Il rilievo è corretto. Secondo il principio ripetutamente affermato da questa Corte regolatrice, la cancellazione della società dal registro delle imprese, a partire dal momento in cui si verifica l’estinzione della società cancellata, priva la società stessa della capacità di stare in giudizio (con la sola eccezione della ictio iuris contemplata dall’art. 10 L. Fall.), e pertanto, qualora l’estinzione intervenga nella pendenza di un giudizio del quale la società è parte, si determina un evento interruttivo, disciplinato dall’art. 299 c.p.c. e ss., con eventuale prosecuzione o riassunzione da parte o nei confronti dei soci, successori della società ai sensi dell’art. 110 c.p.c. (per tutte, Cass. Sez. U 12/03/2013, n. 6070).

3.2. Come si legge a pag. 6 della sentenza impugnata, a seguito dell’estinzione della società originaria attrice il processo era proseguito nei confronti del socio superstite e degli eredi del socio deceduto, tutti succeduti alla società. Costoro avevano riproposto tempestivamente (nell’atto di costituzione) la domanda risarcitoria, sicchè neppure vi era materia per discutere di rinuncia alla domanda.

4. Con il terzo motivo è denunciata violazione dell’art. 112 c.p.c., violazione e/o falsa applicazione dell’art. 2697 c.c. e artt. 115 e 116 c.p.c. nonchè omesso esame di un fatto decisivo per il giudizio e oggetto di discussione tra le parti.
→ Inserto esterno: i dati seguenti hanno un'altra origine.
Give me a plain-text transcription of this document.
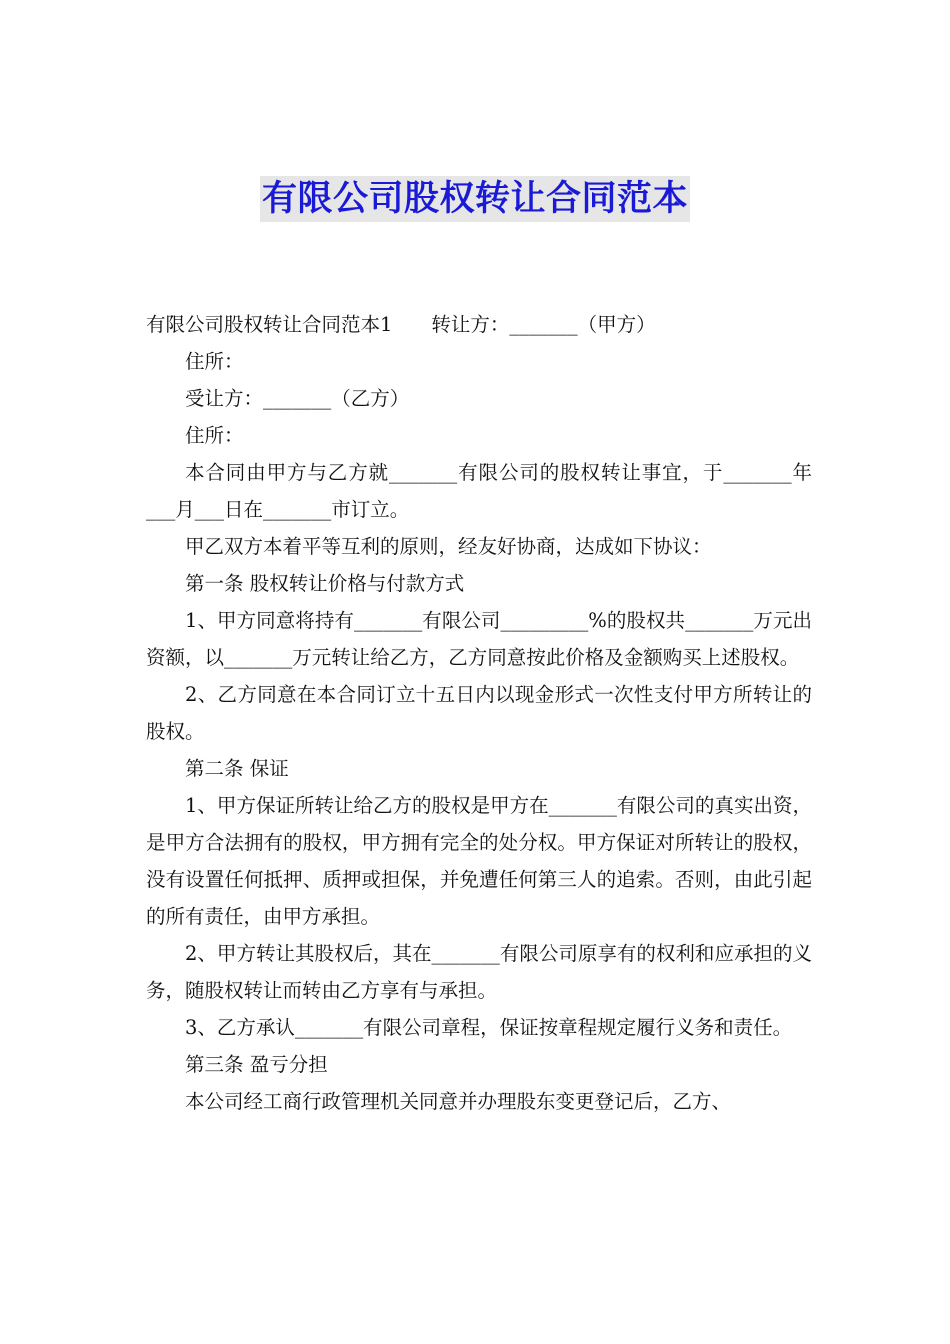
有限公司股权转让合同范本

有限公司股权转让合同范本1　　转让方：_______（甲方）

住所：

受让方：_______（乙方）

住所：

本合同由甲方与乙方就_______有限公司的股权转让事宜，于_______年___月___日在_______市订立。

甲乙双方本着平等互利的原则，经友好协商，达成如下协议：

第一条 股权转让价格与付款方式

1、甲方同意将持有_______有限公司_________%的股权共_______万元出资额，以_______万元转让给乙方，乙方同意按此价格及金额购买上述股权。

2、乙方同意在本合同订立十五日内以现金形式一次性支付甲方所转让的股权。

第二条 保证

1、甲方保证所转让给乙方的股权是甲方在_______有限公司的真实出资，是甲方合法拥有的股权，甲方拥有完全的处分权。甲方保证对所转让的股权，没有设置任何抵押、质押或担保，并免遭任何第三人的追索。否则，由此引起的所有责任，由甲方承担。

2、甲方转让其股权后，其在_______有限公司原享有的权利和应承担的义务，随股权转让而转由乙方享有与承担。

3、乙方承认_______有限公司章程，保证按章程规定履行义务和责任。

第三条 盈亏分担

本公司经工商行政管理机关同意并办理股东变更登记后，乙方、
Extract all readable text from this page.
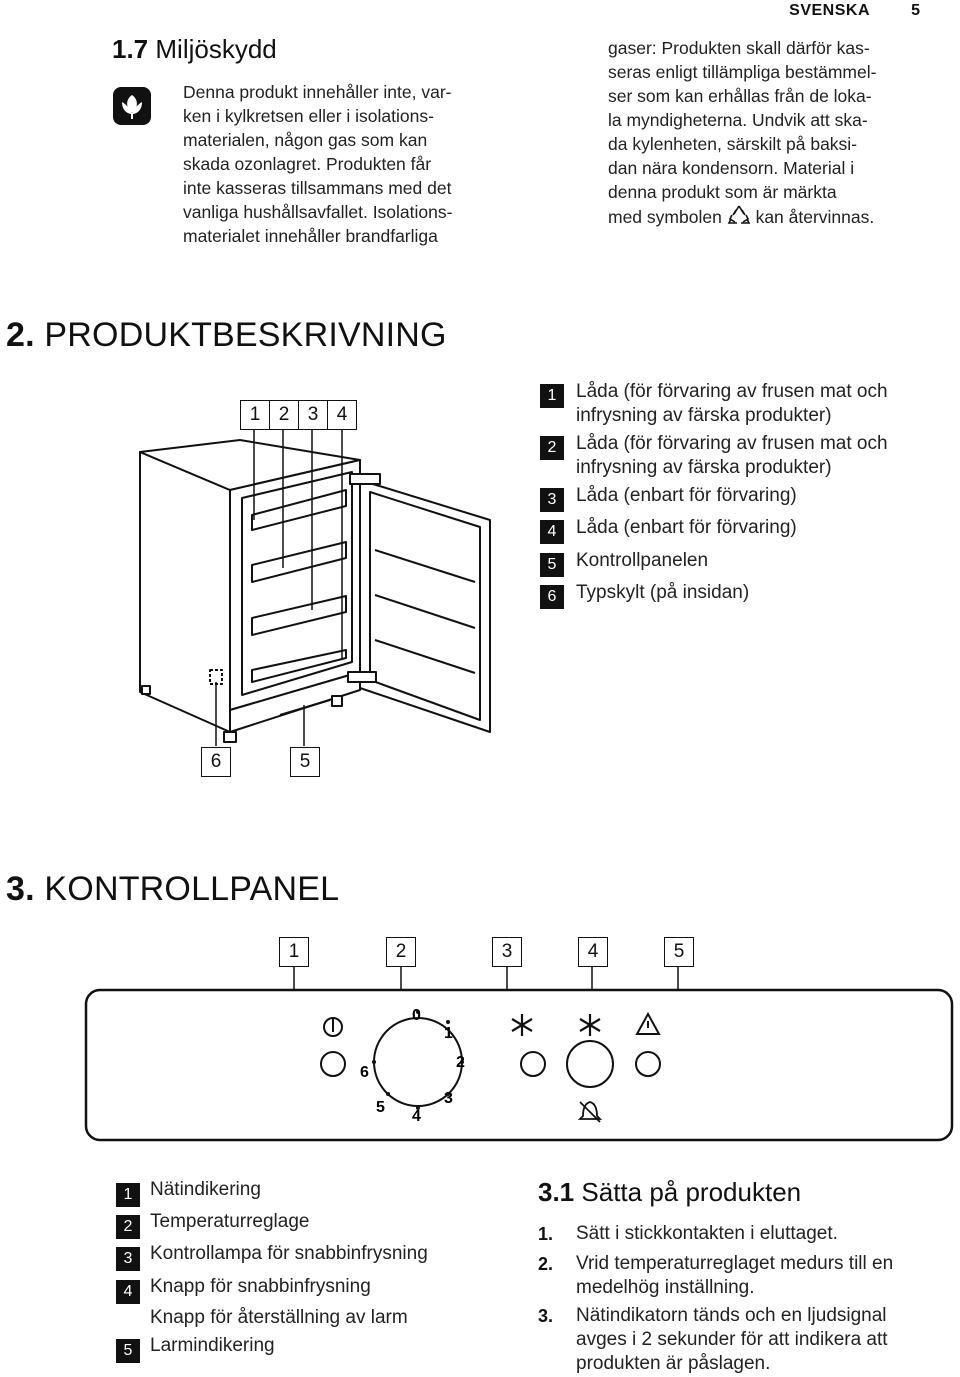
SVENSKA	5
1.7 Miljöskydd
Denna produkt innehåller inte, var-
ken i kylkretsen eller i isolations-
materialen, någon gas som kan
skada ozonlagret. Produkten får
inte kasseras tillsammans med det
vanliga hushållsavfallet. Isolations-
materialet innehåller brandfarliga
gaser: Produkten skall därför kas-
seras enligt tillämpliga bestämmel-
ser som kan erhållas från de loka-
la myndigheterna. Undvik att ska-
da kylenheten, särskilt på baksi-
dan nära kondensorn. Material i
denna produkt som är märkta
med symbolen kan återvinnas.
2. PRODUKTBESKRIVNING
1 2 3 4
6	5
1	Låda (för förvaring av frusen mat och
infrysning av färska produkter)
2	Låda (för förvaring av frusen mat och
infrysning av färska produkter)
3	Låda (enbart för förvaring)
4	Låda (enbart för förvaring)
5	Kontrollpanelen
6	Typskylt (på insidan)
3. KONTROLLPANEL
1	2	3	4	5
0
1
2
3
4
5
6
1 Nätindikering
2 Temperaturreglage
3 Kontrollampa för snabbinfrysning
4 Knapp för snabbinfrysning
Knapp för återställning av larm
5 Larmindikering
3.1 Sätta på produkten
1. Sätt i stickkontakten i eluttaget.
2. Vrid temperaturreglaget medurs till en
medelhög inställning.
3. Nätindikatorn tänds och en ljudsignal
avges i 2 sekunder för att indikera att
produkten är påslagen.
Lamenta la ricorrente che la Corte territoriale, nel confermare la quantificazione del danno emergente operata dal giudice di primo grado, avrebbe omesso di tenere conto di una serie di circostanze fattuali e ritenuto provata la domanda senza valutare adeguatamente le risultanze istruttorie.
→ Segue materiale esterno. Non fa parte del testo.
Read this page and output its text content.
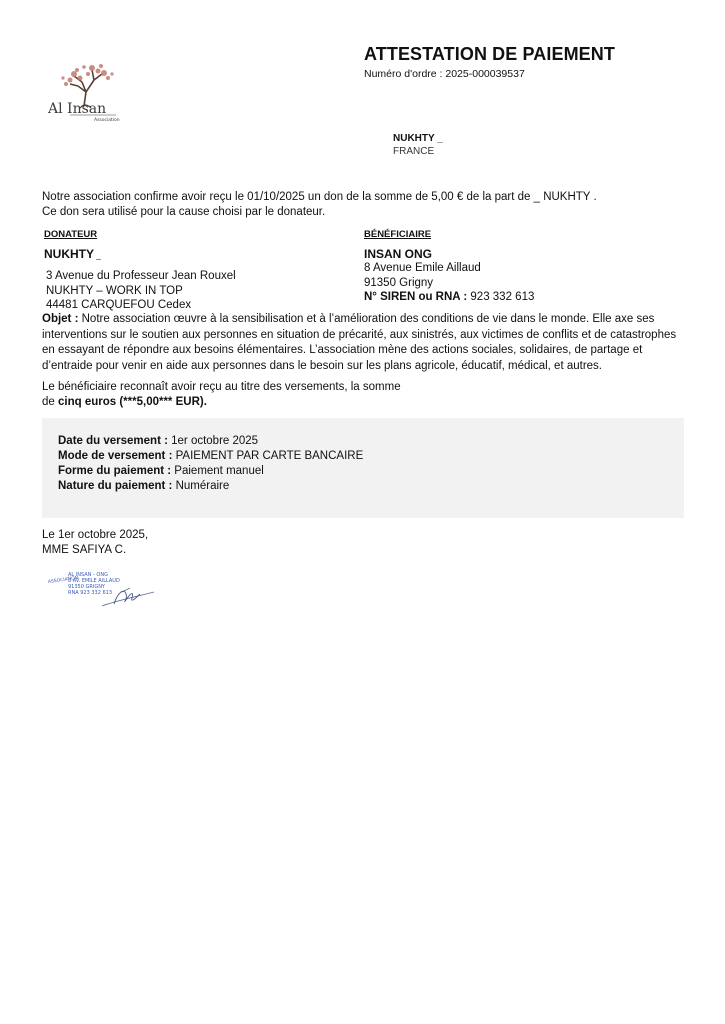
Al Insan
Association
ATTESTATION DE PAIEMENT
Numéro d'ordre : 2025-000039537
NUKHTY _
FRANCE
Notre association confirme avoir reçu le 01/10/2025 un don de la somme de 5,00 € de la part de _ NUKHTY .
Ce don sera utilisé pour la cause choisi par le donateur.
DONATEUR
NUKHTY _
3 Avenue du Professeur Jean Rouxel
NUKHTY – WORK IN TOP
44481 CARQUEFOU Cedex
BÉNÉFICIAIRE
INSAN ONG
8 Avenue Emile Aillaud
91350 Grigny
N° SIREN ou RNA : 923 332 613
Objet : Notre association œuvre à la sensibilisation et à l’amélioration des conditions de vie dans le monde. Elle axe ses interventions sur le soutien aux personnes en situation de précarité, aux sinistrés, aux victimes de conflits et de catastrophes en essayant de répondre aux besoins élémentaires. L’association mène des actions sociales, solidaires, de partage et d’entraide pour venir en aide aux personnes dans le besoin sur les plans agricole, éducatif, médical, et autres.
Le bénéficiaire reconnaît avoir reçu au titre des versements, la somme
de cinq euros (***5,00*** EUR).
Date du versement : 1er octobre 2025
Mode de versement : PAIEMENT PAR CARTE BANCAIRE
Forme du paiement : Paiement manuel
Nature du paiement : Numéraire
Le 1er octobre 2025,
MME SAFIYA C.
ASSOCIATION
AL INSAN - ONG
8 AV. EMILE AILLAUD
91350 GRIGNY
RNA 923 332 613
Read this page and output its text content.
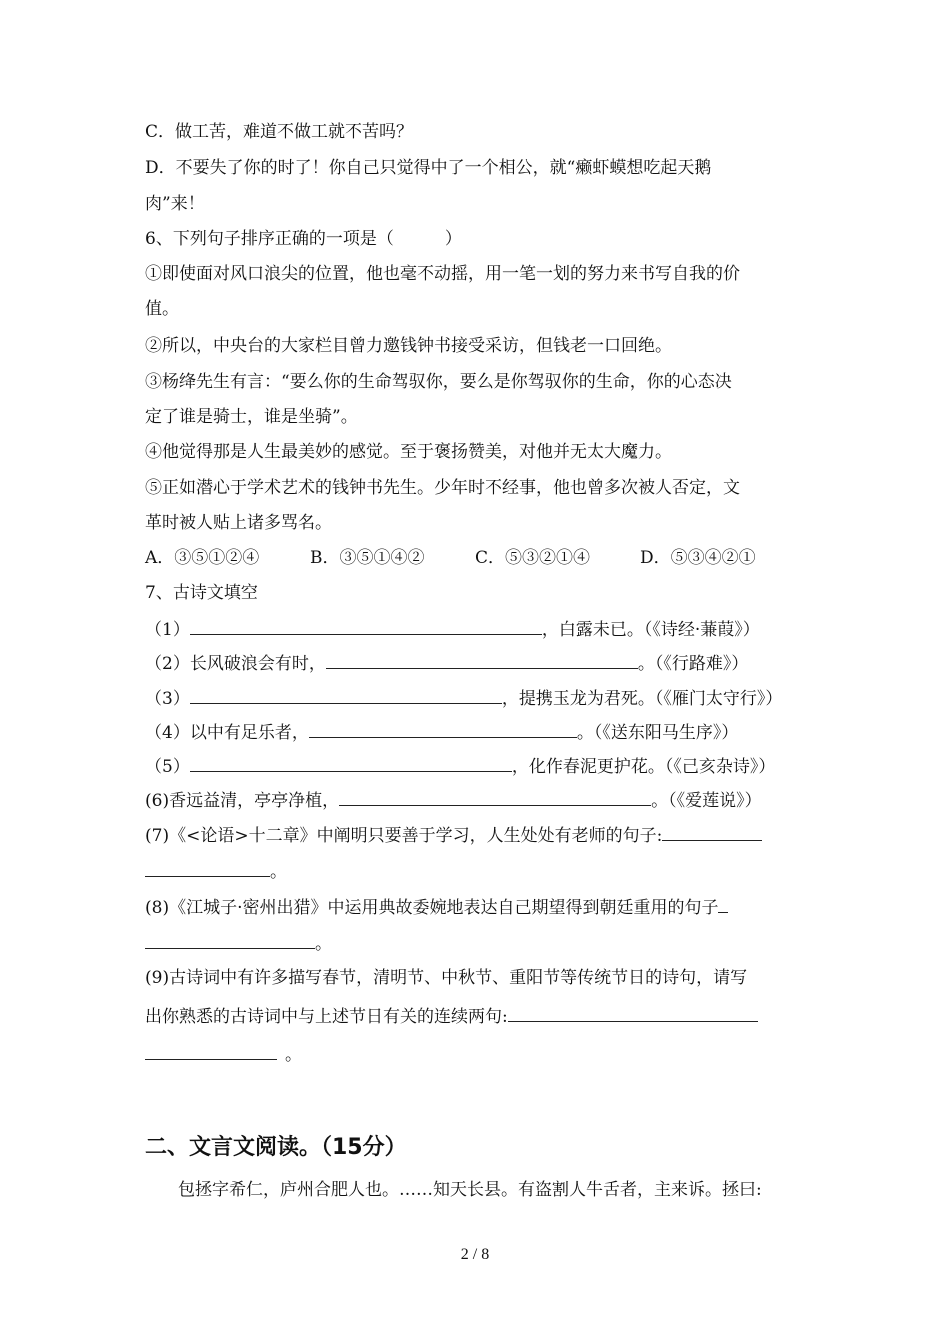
C．做工苦，难道不做工就不苦吗？
D．不要失了你的时了！你自己只觉得中了一个相公，就“癞虾蟆想吃起天鹅
肉”来！
6、下列句子排序正确的一项是（　　　）
①即使面对风口浪尖的位置，他也毫不动摇，用一笔一划的努力来书写自我的价
值。
②所以，中央台的大家栏目曾力邀钱钟书接受采访，但钱老一口回绝。
③杨绛先生有言：“要么你的生命驾驭你，要么是你驾驭你的生命，你的心态决
定了谁是骑士，谁是坐骑”。
④他觉得那是人生最美妙的感觉。至于褒扬赞美，对他并无太大魔力。
⑤正如潜心于学术艺术的钱钟书先生。少年时不经事，他也曾多次被人否定，文
革时被人贴上诸多骂名。
A．③⑤①②④	B．③⑤①④②	C．⑤③②①④	D．⑤③④②①
7、古诗文填空
（1）	，白露未已。（《诗经·蒹葭》）
（2）长风破浪会有时，	。（《行路难》）
（3）	，提携玉龙为君死。（《雁门太守行》）
（4）以中有足乐者，	。（《送东阳马生序》）
（5）	，化作春泥更护花。（《己亥杂诗》）
(6)香远益清，亭亭净植，	。（《爱莲说》）
(7)《<论语>十二章》中阐明只要善于学习，人生处处有老师的句子:
。
(8)《江城子·密州出猎》中运用典故委婉地表达自己期望得到朝廷重用的句子
。
(9)古诗词中有许多描写春节，清明节、中秋节、重阳节等传统节日的诗句，请写
出你熟悉的古诗词中与上述节日有关的连续两句:
。
二、文言文阅读。（15分）
包拯字希仁，庐州合肥人也。……知天长县。有盗割人牛舌者，主来诉。拯曰:
2 / 8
4.1. La doglianza è infondata riguardo al vizio di omessa pronuncia, che è palesemente insussistente in quanto la Corte d’appello ha pronunciato sulle questioni poste con il secondo motivo di appello, riguardanti la domanda risarcitoria, escludendo l’ultrapetizione e ritenendo congrua la stima del danno subito dall’attrice per l’acquisto di prodotti ittici destinati ad essere venduti il 2 marzo 1999 e nei giorni immediatamente successivi.
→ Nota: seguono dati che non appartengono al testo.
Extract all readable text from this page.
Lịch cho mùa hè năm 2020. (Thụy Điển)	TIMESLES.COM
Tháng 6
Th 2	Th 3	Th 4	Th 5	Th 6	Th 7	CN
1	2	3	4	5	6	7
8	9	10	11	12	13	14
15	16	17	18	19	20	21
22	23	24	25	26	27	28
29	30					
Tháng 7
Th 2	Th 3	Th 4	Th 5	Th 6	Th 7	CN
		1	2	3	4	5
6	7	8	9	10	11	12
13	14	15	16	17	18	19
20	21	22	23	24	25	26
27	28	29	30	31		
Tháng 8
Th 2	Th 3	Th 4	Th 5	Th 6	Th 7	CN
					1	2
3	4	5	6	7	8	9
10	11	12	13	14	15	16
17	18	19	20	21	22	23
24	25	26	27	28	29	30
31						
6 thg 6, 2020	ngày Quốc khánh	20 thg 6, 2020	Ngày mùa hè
4.2. Per la restante parte, la doglianza è inammissibile.

Benchè prospettate con riferimento a pretesi errori di diritto ed a lacune della motivazione, le riferite obiezioni, nella misura in cui investono il modo nel quale la Corte territoriale ha apprezzato le risultanze istruttorie del processo, si risolvono in censure di merito, come tali non proponibili in questa sede. L’apprezzamento del materiale istruttorio è censurabile in cassazione solo deducendo che il giudice di merito abbia disatteso il principio della libera valutazione delle prove in assenza di una deroga normativamente prevista, oppure, all’opposto, abbia valutato secondo prudente apprezzamento una prova o risultanza probatoria soggetta ad un diverso regime (ex plurimis, Cass. 10/06/2016, n. 11892), mentre non è denunciabile secondo il paradigma dell’art. 360 c.p.c., comma 1, n. 5, che attribuisce rilievo all’omesso esame di un fatto storico, principale o secondario, la cui esistenza risulti dal testo della sentenza o dagli atti processuali, abbia costituito oggetto di discussione tra le parti e presenti carattere decisivo per il giudizio (ex plurimis, Cass. Sez. U 07/04/2014, n. 8053). Nella specie, la ricorrente non ha dedotto fatti storici di portata decisiva che la Corte d’appello non avrebbe esaminato, limitandosi a muovere critiche alla ricostruzione dei fatti contenuta nella sentenza impugnata.

5. A rigetto del ricorso segue la condanna della società ricorrente alle spese del presente giudizio, nella misura indicata in dispositivo. Sussistono i presupposti per il raddoppio del contributo unificato.

P.Q.M.

La Corte rigetto il ricorso e condanna la ricorrente alle spese dei giudizio di legittimità, che liquida in complessivi Euro 1.200,00, di cui Euro 200,00 per esborsi, oltre spese generali e accessori di legge.

Ai sensi del D.P.R. n. 115 del 2002, art. 13, comma 1 quater, dichiara la sussistenza dei presupposti per il versamento, da parte della ricorrente, dell’ulteriore importo a titolo di contributo unificato pari a quello dovuto per il ricorso, a norma del cit. art. 13, comma 1 bis.

Così deciso in Roma, nella camera di consiglio della Sezione Seconda Civile della Corte Suprema di Cassazione, il 29 maggio 2019.